Het TWEEX 1 project
Een stand van zaken rond kennisoverdracht meester-leerling in het "auteurssieraad" te Sint Lucas Antwerpen, IATA (Namen) en La Cambre (Brussel).
Met de medewerking van
Félix Roulin.
Vorige tentoonstelling
TWEEX 1
De vander A galerie heeft het
TWEEX-1 catalogus
in mei 2013 gepubliceerd.
Meer informatie over de Belgische scholen die aan het
TWEEX 2 project
deelnemen | Catalogus 2
Sint Lucas Antwerpen
Foto: Hilde De Decker
Sint Lucas Antwerpen is het departement op universitair niveau van de visuele en audiovisuele kunsten van de Karel de Grote-Hogeschool, die deel uitmaakt van het gemeenschappelijke academische project van de Associatie Universiteit en Hogescholen Antwerpen (AUHA).
Sint Lucas Antwerpen stelt een volledige waaier met vier studieniveaus van het lange type voor: van bachelor tot doctoraat in de kunsten via master en master after master of research in art and design.
De bachelor in Juweelontwerp/Edelsmeedkunst besteedt veel aandacht aan de inhoudelijke ontwikkeling van het artistieke werk en het experimenteren met allerhande materialen en technieken.
Het auteurssieraad en de objecten die op de afdeling worden gemaakt, worden beiden beschouwd als mogelijke dragers van betekenissen.
De master Juweelontwerp/Edelsmeedkunst concentreert zich, naast het verder bijstellen van de werkmethodes van de student, op het zoeken naar een eigen plek en positie binnen de actuele kunstwereld.

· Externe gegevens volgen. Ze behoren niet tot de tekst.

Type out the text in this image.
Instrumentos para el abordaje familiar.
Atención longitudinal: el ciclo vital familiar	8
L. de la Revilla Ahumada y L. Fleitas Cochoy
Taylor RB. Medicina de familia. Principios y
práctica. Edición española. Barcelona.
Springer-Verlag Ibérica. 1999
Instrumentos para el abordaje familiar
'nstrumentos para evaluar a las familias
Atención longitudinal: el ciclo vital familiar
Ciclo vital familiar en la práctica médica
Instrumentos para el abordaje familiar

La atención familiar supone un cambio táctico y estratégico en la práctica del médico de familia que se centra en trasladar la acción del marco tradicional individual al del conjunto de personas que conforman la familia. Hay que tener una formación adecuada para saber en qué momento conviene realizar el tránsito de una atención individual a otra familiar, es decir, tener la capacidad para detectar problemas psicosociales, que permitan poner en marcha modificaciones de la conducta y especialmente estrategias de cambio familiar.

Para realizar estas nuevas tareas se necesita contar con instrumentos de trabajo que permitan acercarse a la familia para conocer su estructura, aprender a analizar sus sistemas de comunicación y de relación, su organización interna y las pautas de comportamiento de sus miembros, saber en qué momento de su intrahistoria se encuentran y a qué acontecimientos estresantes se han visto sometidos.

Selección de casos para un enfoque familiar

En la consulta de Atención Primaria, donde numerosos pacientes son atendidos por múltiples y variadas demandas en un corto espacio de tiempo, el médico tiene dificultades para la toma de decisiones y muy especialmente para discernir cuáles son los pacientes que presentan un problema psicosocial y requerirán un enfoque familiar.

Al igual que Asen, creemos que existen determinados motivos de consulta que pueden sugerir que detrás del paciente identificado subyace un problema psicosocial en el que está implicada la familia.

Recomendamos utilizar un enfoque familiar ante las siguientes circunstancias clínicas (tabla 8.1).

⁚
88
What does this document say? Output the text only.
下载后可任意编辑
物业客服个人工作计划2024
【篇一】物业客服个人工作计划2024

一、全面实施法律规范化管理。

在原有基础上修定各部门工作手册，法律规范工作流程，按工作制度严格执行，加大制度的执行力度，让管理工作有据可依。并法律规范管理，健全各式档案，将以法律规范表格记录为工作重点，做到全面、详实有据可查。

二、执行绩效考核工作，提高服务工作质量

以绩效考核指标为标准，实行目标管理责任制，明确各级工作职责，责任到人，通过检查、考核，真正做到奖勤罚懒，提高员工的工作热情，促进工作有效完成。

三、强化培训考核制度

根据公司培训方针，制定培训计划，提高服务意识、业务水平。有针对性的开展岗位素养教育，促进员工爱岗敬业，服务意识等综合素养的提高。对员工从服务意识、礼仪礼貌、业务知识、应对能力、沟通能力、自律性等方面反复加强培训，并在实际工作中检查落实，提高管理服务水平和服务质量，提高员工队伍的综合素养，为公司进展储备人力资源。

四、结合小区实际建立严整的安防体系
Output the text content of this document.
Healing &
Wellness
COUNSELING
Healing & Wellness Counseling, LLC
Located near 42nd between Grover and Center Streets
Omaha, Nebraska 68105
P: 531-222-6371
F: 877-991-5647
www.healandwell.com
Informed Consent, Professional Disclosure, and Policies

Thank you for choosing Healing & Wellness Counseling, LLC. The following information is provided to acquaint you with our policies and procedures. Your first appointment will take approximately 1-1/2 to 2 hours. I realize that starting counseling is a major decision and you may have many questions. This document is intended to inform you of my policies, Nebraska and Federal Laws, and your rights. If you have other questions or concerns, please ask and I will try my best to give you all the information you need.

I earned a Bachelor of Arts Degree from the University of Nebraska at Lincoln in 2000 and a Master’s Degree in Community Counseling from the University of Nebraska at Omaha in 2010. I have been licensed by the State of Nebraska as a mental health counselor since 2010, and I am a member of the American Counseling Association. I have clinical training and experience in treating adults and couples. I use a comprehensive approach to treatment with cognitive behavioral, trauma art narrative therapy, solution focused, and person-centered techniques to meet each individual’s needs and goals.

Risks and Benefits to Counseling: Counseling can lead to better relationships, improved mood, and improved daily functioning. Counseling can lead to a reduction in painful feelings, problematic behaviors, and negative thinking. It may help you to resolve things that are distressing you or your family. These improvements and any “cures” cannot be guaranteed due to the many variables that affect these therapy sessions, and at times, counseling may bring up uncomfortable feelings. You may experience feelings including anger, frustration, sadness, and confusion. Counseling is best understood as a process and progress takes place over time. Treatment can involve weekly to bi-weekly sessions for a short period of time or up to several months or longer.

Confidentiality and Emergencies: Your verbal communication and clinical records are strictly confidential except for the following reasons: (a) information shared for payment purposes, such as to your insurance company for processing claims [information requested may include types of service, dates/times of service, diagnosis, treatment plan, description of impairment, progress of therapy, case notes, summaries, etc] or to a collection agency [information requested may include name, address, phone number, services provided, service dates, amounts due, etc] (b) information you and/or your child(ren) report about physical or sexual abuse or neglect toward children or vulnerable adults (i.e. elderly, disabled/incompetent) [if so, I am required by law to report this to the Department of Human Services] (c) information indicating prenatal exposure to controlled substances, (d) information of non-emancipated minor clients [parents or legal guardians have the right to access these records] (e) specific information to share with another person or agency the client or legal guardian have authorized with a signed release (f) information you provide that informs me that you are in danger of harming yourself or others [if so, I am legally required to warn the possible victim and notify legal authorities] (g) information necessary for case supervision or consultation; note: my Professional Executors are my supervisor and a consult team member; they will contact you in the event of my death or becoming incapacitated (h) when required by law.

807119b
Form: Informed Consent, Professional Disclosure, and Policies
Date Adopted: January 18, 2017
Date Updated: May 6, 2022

Hilde De Decker, Hilde Van der Heyden en Pia Clauwaert, docenten juweelontwerp aan Sint Lucas Antwerpen, vinden het daarom vanzelfsprekend dat het presenteren van een persoonlijke visie op het sieraad - tegelijkertijd met het ontwikkelen van een eigen handschrift - één van de prioriteiten in de opleiding is.
IATA, Namen
Institut d’enseignement des Arts, Techniques, Sciences et Artisanats
Foto: Bernard François
Het IATA (Instituut voor Onderricht van Kunsten, Technieken, Wetenschappen en Ambachten) in Namen is een middelbare school voor technisch en beroepsonderwijs met 23 richtingen, waaronder ook een opleiding juwelier. Die kan gevolgd worden vanaf de tweede graad van het beroepsonderwijs. Aan het einde van de derde graad, na 7 jaar, behalen de leerlingen een certificaat hoger middelbaar onderwijs en een getuigschrift beroepsbekwaamheid.
Van de 16 uur beroepspraktijk die per week gegeven worden in de afdeling juwelier, werd van 1988 tot 2011 vier tot acht uur uitgetrokken voor hedendaags
ontwerp. Bernard François en Gwennaël Therasse stonden achtereenvolgens in voor deze opleiding.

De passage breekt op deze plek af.